China also exemplified the great changes that had occurred in the Communist world. For years our guiding principle was containment of what we considered a monolithic challenge. In the 1960’s the forces of nationalism dissolved Communist unity into divergent centers of power and doctrine, and our foreign policy began to differentiate among the Communist capitals. But this process could not be truly effective so long as we were cut off from one-quarter of the globe’s people. China in turn was emerging from its isolation and might be more receptive to overtures from foreign countries.

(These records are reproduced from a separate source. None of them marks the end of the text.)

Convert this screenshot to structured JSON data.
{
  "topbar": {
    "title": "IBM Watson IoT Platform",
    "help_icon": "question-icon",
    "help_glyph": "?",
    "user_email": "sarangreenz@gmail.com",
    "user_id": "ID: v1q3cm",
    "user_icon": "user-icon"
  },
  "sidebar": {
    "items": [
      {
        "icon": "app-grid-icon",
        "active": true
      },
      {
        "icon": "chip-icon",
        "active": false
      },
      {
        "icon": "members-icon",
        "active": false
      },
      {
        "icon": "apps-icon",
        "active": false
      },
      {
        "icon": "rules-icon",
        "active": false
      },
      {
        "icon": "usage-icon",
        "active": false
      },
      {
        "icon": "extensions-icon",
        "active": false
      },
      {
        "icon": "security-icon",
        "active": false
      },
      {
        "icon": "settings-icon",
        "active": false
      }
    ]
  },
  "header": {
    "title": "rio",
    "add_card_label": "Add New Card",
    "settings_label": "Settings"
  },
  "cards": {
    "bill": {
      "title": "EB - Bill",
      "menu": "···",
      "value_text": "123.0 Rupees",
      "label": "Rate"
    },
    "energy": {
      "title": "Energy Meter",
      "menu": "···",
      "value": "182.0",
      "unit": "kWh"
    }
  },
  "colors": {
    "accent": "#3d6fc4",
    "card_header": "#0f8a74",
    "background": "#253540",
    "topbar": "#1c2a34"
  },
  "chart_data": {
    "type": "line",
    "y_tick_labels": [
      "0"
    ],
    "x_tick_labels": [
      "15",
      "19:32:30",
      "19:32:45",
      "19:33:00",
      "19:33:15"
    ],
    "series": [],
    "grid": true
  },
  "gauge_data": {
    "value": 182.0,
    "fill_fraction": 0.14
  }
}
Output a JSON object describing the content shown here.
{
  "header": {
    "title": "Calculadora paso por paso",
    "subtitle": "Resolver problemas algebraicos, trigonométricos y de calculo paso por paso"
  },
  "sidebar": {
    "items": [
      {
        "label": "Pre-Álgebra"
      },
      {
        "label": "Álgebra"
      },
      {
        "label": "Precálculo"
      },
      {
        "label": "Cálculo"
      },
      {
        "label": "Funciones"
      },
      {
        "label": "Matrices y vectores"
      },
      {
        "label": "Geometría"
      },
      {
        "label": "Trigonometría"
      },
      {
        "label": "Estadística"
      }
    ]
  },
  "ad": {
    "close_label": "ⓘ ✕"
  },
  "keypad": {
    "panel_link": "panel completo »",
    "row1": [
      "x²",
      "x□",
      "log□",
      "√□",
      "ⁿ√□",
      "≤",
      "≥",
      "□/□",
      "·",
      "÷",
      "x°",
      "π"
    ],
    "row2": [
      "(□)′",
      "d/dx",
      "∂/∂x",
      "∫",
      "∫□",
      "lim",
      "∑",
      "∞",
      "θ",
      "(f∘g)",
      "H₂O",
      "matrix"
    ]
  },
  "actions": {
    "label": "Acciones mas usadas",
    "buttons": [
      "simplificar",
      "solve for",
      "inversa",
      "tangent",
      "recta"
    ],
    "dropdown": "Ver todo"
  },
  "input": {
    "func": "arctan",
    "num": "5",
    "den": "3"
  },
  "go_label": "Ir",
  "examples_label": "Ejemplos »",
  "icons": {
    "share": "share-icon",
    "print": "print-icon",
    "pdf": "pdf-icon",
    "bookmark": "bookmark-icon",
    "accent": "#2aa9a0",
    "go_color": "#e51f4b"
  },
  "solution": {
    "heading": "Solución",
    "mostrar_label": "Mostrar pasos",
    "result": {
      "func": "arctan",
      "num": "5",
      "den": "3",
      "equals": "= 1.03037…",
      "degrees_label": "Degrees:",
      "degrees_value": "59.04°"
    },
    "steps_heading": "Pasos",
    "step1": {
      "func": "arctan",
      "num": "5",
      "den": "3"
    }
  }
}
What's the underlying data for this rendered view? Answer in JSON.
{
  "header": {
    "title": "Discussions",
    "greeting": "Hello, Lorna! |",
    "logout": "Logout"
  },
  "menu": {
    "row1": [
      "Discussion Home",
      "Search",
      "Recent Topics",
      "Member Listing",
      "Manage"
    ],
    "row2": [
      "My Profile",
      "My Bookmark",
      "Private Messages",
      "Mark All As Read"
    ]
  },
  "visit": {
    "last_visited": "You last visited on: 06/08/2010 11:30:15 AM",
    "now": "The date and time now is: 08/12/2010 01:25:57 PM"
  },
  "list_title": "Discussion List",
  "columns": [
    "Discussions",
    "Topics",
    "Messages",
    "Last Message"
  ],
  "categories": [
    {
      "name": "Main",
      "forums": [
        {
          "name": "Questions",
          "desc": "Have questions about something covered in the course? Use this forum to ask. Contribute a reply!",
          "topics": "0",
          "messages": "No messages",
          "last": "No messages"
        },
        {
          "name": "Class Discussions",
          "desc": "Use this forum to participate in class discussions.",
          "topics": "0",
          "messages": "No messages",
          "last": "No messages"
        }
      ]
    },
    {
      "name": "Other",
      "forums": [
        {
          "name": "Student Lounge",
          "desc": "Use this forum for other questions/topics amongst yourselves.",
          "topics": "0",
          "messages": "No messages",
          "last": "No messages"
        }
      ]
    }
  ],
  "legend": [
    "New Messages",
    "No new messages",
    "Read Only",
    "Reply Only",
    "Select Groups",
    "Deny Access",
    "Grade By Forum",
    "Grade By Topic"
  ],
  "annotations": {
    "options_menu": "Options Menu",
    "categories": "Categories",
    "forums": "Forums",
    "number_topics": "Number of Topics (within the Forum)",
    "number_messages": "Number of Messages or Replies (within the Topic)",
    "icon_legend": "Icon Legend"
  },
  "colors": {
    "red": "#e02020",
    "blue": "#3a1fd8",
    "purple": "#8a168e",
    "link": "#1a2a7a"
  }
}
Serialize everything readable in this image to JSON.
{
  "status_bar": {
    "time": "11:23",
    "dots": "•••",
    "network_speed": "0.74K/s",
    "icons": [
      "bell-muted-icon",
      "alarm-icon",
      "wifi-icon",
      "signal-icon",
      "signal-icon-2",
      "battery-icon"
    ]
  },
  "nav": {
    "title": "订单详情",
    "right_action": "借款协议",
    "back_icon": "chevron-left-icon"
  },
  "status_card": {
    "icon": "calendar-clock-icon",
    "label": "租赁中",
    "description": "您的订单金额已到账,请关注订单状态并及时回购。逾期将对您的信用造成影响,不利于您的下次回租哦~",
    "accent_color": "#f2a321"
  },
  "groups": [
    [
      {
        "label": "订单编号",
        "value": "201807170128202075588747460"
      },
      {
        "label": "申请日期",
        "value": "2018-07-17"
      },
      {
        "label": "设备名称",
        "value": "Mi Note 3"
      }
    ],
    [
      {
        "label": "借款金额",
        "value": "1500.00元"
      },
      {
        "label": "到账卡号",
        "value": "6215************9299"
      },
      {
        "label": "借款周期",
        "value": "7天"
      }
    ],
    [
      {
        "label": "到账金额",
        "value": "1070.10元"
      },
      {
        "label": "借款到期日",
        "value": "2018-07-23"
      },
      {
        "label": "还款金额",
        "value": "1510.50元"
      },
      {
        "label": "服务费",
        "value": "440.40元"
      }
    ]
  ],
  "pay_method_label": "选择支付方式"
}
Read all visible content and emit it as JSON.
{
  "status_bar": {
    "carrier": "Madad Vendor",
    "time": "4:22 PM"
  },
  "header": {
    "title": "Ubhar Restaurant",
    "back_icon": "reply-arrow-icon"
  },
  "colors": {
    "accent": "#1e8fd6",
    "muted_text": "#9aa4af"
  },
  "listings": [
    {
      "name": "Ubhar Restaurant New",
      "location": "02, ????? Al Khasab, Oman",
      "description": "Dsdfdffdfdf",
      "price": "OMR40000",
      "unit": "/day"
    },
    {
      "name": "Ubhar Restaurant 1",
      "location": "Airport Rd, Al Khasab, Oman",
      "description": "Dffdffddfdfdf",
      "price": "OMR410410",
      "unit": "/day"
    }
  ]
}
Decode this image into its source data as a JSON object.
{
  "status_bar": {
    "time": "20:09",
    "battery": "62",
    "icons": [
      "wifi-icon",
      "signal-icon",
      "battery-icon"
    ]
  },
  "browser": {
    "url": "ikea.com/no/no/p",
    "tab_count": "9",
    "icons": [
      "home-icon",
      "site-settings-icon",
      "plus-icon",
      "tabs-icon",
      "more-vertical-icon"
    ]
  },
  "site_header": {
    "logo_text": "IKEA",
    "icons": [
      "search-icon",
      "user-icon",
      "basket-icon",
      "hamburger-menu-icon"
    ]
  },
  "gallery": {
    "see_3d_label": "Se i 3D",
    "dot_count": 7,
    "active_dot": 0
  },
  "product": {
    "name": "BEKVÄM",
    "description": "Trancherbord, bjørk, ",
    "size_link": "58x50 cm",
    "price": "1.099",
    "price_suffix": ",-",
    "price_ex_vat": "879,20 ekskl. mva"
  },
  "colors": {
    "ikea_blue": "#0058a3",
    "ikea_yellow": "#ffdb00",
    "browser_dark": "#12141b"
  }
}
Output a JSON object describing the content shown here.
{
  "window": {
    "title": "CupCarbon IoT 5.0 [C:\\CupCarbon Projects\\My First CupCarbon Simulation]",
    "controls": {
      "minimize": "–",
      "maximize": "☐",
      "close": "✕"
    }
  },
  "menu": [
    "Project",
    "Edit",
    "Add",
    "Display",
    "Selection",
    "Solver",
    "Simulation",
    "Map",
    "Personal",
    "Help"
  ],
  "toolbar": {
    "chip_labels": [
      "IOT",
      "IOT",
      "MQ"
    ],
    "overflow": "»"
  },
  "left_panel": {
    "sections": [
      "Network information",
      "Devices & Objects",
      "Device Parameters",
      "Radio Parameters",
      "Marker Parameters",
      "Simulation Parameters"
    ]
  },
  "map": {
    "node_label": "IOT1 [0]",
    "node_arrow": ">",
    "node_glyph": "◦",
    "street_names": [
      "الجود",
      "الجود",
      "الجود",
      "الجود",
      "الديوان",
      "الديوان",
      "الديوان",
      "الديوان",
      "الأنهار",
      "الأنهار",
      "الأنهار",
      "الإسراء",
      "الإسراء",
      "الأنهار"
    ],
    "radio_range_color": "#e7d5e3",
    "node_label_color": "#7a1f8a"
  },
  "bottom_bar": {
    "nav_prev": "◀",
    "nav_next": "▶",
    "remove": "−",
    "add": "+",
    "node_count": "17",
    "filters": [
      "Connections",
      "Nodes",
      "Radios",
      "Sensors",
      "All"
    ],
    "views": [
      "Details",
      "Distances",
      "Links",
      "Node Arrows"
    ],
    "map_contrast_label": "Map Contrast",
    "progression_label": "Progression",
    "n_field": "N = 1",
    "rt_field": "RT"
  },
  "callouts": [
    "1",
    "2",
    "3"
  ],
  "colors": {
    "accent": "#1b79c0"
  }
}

The gulf between China and the world distorted the international landscape. We could not effectively reduce tensions in Asia without talking to Peking. China’s isolation compounded its own sense of insecurity. There could not be a stable world order with a major power remaining outside and hostile to it.

Our principal alliances with Western Europe and Japan needed adjustment. After the devastation of the Second World War we had helped allies and former adversaries alike. Fueled by our assistance and secure behind our military shield, they regained their economic vigor and political confidence.

Throughout the postwar period our bonds with Europe had rested on American prescriptions as well as resources. We provided much of the leadership and planning for common defense. We took the diplomatic lead. The dollar was unchallenged. But by the time this Administration took office, the tide was flowing toward greater economic and political assertiveness by our allies. European unity which we had always encouraged, was raising new issues in Atlantic relations. The economic revival of Europe was straining the Atlantic monetary and commercial framework. The relaxation of tensions with the Communist world was generating new doctrines of defense and diplomacy.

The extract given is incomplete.